Panorama da ciência brasileira - perspectivas 2018/2019 (parte 2)

O segundo quadrante de uma análise SWOT, como comentado no post anterior, são as fraquezas. E nesse aspecto, a ciência brasileira realmente tem muito que se preocupar. Destaco aqui as que me chamam mais a atenção:

1. Falta de continuidade nos investimentos e visão de curto prazo. A mudança de governo costuma levar a uma mudança na política científica, na agenda, tanto no nível federal quanto estadual. Não há compromisso com programas de pesquisa a médio ou longo prazo. A maioria das modalidades de projetos de pesquisa têm duração curta, de um ano. Dessa forma, questões de longo alcance são mais difíceis de serem enfrentadas e estudadas com profundidade pelos pesquisadores.

2. Pouco investimento e falta de liderança tecnológica. O investimento em ciência no Brasil, que já era baixo, está atingindo seu mínimo histórico. Além disso, continuamos a fazer pesquisa em um contexto no qual a maioria dos insumos é importada, a maioria dos equipamento também, e todas as novidades técnicas de alto impacto são desenvolvidas nos grandes centros tradicionais. Dessa forma, a inovação em pesquisa chega no Brasil com anos de atraso, e a um custo proibitivo para a maioria dos grupos de pesquisa. O resultado disso é que em média os pesquisadores brasileiros trabalham com técnicas bastante ultrapassadas e não têm condições de se atualizar frente aos avanços de sua área.

3. Fragmentação e dispersão de linhas de pesquisa. Com poucos e erráticos recursos, os laboratórios acabam competindo entre si quando poderiam colaborar em redes de pesquisa maiores. Acabam se especializando para sobreviver, restringindo seus temas de pesquisa, não só em termos de quadro conceitual, mas também em abrangência de amostragem. Dessa maneira, questões que poderiam ter um enfrentamento abrangente e coordenado por redes de laboratórios acabam sendo estudadas pelos mesmos laboratórios em uma série de estudos pequenos e não coordenados.

4. Dificuldade de inserção de cientistas na cadeia produtiva. Os profissionais formados pelo sistema de pós-graduação associado aos laboratórios de pesquisa, geralmente doutores e pós-doutores, dificilmente encontram empregos fora da academia com remuneração compatível com seu grau de formação.
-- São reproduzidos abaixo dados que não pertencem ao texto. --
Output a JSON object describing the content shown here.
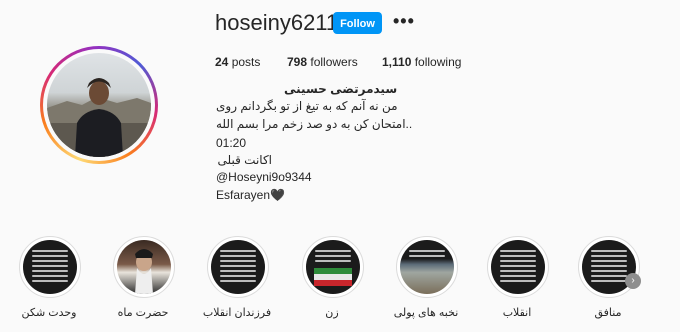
{
  "profile": {
    "username": "hoseiny6211",
    "follow_label": "Follow",
    "more_icon": "more-options-icon",
    "posts_count": "24",
    "posts_label": "posts",
    "followers_count": "798",
    "followers_label": "followers",
    "following_count": "1,110",
    "following_label": "following",
    "display_name": "سیدمرتضی حسینی",
    "bio_lines": [
      "من نه آنم که به تیغ از تو بگردانم روی",
      "..امتحان کن به دو صد زخم مرا بسم الله",
      "01:20",
      "اکانت قبلی",
      "@Hoseyni9o9344",
      "Esfarayen🖤"
    ]
  },
  "highlights": [
    {
      "label": "وحدت شکن"
    },
    {
      "label": "حضرت ماه"
    },
    {
      "label": "فرزندان انقلاب"
    },
    {
      "label": "زن"
    },
    {
      "label": "نخبه های پولی"
    },
    {
      "label": "انقلاب"
    },
    {
      "label": "منافق"
    }
  ],
  "colors": {
    "accent": "#0095f6",
    "text": "#262626",
    "background": "#fafafa"
  }
}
Isso faz com que a carreira científica seja pouco atrativa. Uma consequência disso é que jovens com talento e vocação escolhem outras carreiras, o que é um desperdício e uma aplicação equivocada de capital humano.

5. Endogamia e pouca inserção internacional. É extremamente difícil para um pesquisador estrangeiro conseguir uma posição nas instituições acadêmicas brasileiras pelas vias institucionais. Pelas regras atuais, um estrangeiro não pode participar de concursos nas universidades e nos institutos de pesquisa. Geralmente os estrangeiros que têm postos no Brasil tornam-se brasileiros por outras razões e aí então conseguem trabalho na Academia aqui. Isso faz com que o Brasil, que já não é atraente pela falta de recursos, seja um destino desprezado pelo circuito internacional de pos-docs e professores em início de carreira.

6. Pouco engajamento das novas gerações. O interesse em ciência e a divulgação científica têm pouca repercussão social. Basta comparar o engajamento das novas gerações em outras atividades, como esporte ou religião, com o interesse na participação de atividades científicas. O ensino em ciências na maioria das escolas continua programático, burocrático e tedioso.

7. Fóruns de discussão restritos e pouca visão dos grandes problemas nacionais. Os cientistas discutem os problemas científicos do país e do mundo na maior parte do tempo entre si. Há pouca interação com outros setores da sociedade. Dessa forma, dificulta-se a construção de uma agenda científica para o país com grande apelo social.

Algumas dessas fraquezas têm natureza estrutural, outras têm natureza conjuntural. Seja como for, elas devem ser enfrentadas, e consideradas no quadro maior junto com as forças, já discutidas, e com as oportunidades e ameaças, que serão discutidas nas postagens a seguir.